Into this situation, Jesus does something unexpected. He is busy and actually on His way to perform a miracle for someone else – a respected religious leader who, on the surface, was everything this woman wasn’t. Yet, when He knows power has gone out from Him He stops, asks who it was who touched Him, and refuses to move on until that person reveals themselves. We all know that He wasn’t asking this question because He didn’t know the answer. Of course He knew who it was. He knew her name. Her story. The depth of her pain and desperation. He wasn’t seeking information. He was seeking her.

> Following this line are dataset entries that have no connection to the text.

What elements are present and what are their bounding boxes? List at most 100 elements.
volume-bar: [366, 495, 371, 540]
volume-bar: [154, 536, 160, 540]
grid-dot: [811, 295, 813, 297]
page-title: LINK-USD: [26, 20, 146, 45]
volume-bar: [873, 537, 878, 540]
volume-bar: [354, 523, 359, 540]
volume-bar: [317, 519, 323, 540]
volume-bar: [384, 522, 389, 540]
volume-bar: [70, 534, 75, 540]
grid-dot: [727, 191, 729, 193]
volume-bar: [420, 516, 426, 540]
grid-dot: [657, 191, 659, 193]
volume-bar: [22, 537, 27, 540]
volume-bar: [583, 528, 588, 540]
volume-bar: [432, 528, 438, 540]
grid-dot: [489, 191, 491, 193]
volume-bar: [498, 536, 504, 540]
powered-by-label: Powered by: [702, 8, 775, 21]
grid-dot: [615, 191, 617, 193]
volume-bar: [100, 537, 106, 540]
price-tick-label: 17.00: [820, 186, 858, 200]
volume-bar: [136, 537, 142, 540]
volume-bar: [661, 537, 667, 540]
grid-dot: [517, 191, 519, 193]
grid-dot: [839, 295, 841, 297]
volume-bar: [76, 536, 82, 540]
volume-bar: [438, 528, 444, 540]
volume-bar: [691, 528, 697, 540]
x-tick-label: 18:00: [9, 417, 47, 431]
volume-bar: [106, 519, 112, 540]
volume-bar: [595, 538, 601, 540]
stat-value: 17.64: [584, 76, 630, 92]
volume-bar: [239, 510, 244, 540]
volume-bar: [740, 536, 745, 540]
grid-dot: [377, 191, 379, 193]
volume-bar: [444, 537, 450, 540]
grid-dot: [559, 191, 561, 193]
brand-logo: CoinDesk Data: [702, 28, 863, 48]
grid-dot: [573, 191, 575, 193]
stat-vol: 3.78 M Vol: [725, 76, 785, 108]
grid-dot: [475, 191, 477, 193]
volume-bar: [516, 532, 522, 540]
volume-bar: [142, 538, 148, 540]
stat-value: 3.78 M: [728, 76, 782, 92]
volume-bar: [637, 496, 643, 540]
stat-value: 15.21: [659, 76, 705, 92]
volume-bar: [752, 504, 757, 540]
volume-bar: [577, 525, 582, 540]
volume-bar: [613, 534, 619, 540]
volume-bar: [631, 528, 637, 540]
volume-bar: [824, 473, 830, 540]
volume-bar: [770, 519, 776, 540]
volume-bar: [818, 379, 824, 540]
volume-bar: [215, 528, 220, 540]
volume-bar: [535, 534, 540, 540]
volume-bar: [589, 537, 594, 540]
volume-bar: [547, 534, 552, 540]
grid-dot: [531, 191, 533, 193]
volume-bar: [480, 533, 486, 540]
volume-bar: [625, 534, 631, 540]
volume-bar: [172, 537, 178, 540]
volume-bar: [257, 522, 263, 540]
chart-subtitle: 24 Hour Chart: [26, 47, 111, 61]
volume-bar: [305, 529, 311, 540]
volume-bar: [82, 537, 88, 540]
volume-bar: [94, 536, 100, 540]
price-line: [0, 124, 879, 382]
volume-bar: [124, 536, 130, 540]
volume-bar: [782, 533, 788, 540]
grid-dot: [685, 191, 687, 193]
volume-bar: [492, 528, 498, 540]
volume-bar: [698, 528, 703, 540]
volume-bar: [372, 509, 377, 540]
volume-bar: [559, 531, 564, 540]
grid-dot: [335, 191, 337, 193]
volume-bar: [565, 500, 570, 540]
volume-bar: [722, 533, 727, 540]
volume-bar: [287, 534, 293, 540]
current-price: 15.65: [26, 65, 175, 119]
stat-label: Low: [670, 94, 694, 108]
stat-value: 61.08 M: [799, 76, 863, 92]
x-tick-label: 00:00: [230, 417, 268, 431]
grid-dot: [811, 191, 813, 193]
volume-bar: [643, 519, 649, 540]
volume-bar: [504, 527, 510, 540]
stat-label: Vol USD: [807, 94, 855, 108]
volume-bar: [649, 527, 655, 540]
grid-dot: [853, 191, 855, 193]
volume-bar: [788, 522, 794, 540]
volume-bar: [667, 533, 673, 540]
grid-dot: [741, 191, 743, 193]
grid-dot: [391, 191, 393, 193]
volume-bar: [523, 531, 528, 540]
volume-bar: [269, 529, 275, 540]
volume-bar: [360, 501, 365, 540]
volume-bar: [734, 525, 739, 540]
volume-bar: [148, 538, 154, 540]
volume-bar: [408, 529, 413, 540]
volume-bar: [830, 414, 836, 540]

And He didn’t call her out. He asked for her – then He waited till she was ready to engage Him. He let her choose how she approached Him. He gave her dignity.

As a woman in a male-dominated culture, as a victim of a shame-inducing medical condition of which she had no control, as a non-person according to the culture around her, He gave her a voice. A choice. And choice, or lack thereof is almost always linked to dignity. He chose to wait on her, when we all know He should never have to wait on anyone.

I can see that in my relationship with Jesus today, 2000 years later…even though He still holds all the power, even though my relationship with Him is started and sustained by His grace and not my efforts, even though He knows all about me, my name, where and how I am, even though there are many reasons I could give for hiding or giving in to hopelessness…He asks for me. He waits for me. He doesn’t want me to hide. And He gives me choice in how far I go with Him, in the depth of relationship He and I will have. He gives me dignity. He gives me Himself. As much of Him as I choose.